Yesterday evening the AP thought she was being really subtle by mentioning that she had been watching Tom Kerridge on the TV and was telling the LSO and myself how much weight he had lost and he has produced a book about it all, would I like it! For those who have read my previous blogs you will know that the subject of my weight is not a topic of discussion especially with the AP but in this case I was irritated but also slightly amused. Tom Kerridge probably lost a great deal of his weight by giving up a prodigious drinking habit. I am not in the habit of downing 15 pints a day although I do enjoy a couple of glasses of wine. The irritation factor is that despite asking her not to be so critical about my weight she still persists. If I felt it was a genuine concern about my health I really wouldn’t mind but I know it is all to do with vanity and other peoples perceptions of her. A fat daughter is not good for HER image. Unfortunately her constant ‘nibbing’ for want of a better word has done nothing for my self esteem and my general response when feeling down and frustrated by it all is to head in the direction of a nice comforting carb.

Also still on the same subject, all these dieting books are much the same and I have a cupboard full of them, The Hairy Dieters, Anthony Worral Thompson, Low Carb Cooking, Low Fat Recipes, books by Slimming World and WeightWatchers, the list is endless.

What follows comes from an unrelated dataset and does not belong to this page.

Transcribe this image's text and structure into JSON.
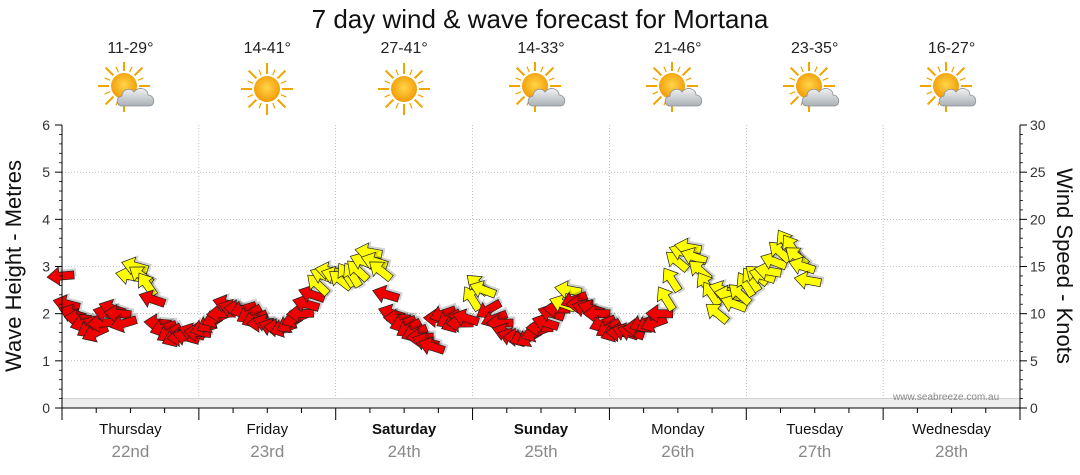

That is not to say that these books aren’t useful because they are and they are great guides when meal planning. Interestingly they all have two things in common and that is the prevalence of punchy, spicy flavours and a variety of lovely crisp vegetables so once again we go full circle and are back to the problem that continually haunts me these days. How do I cook for us and also satisfy the AP and her love of bland, soft food smothered in sauces or gravy.

We have another fridge/freezer arriving next week to go in the utility room and the LSO has decided that one drawer will be dedicated to meals for the AP whether bought in or pre-prepared. Well, it’s a plan and sadly no magic pill for me, just diet and exercise.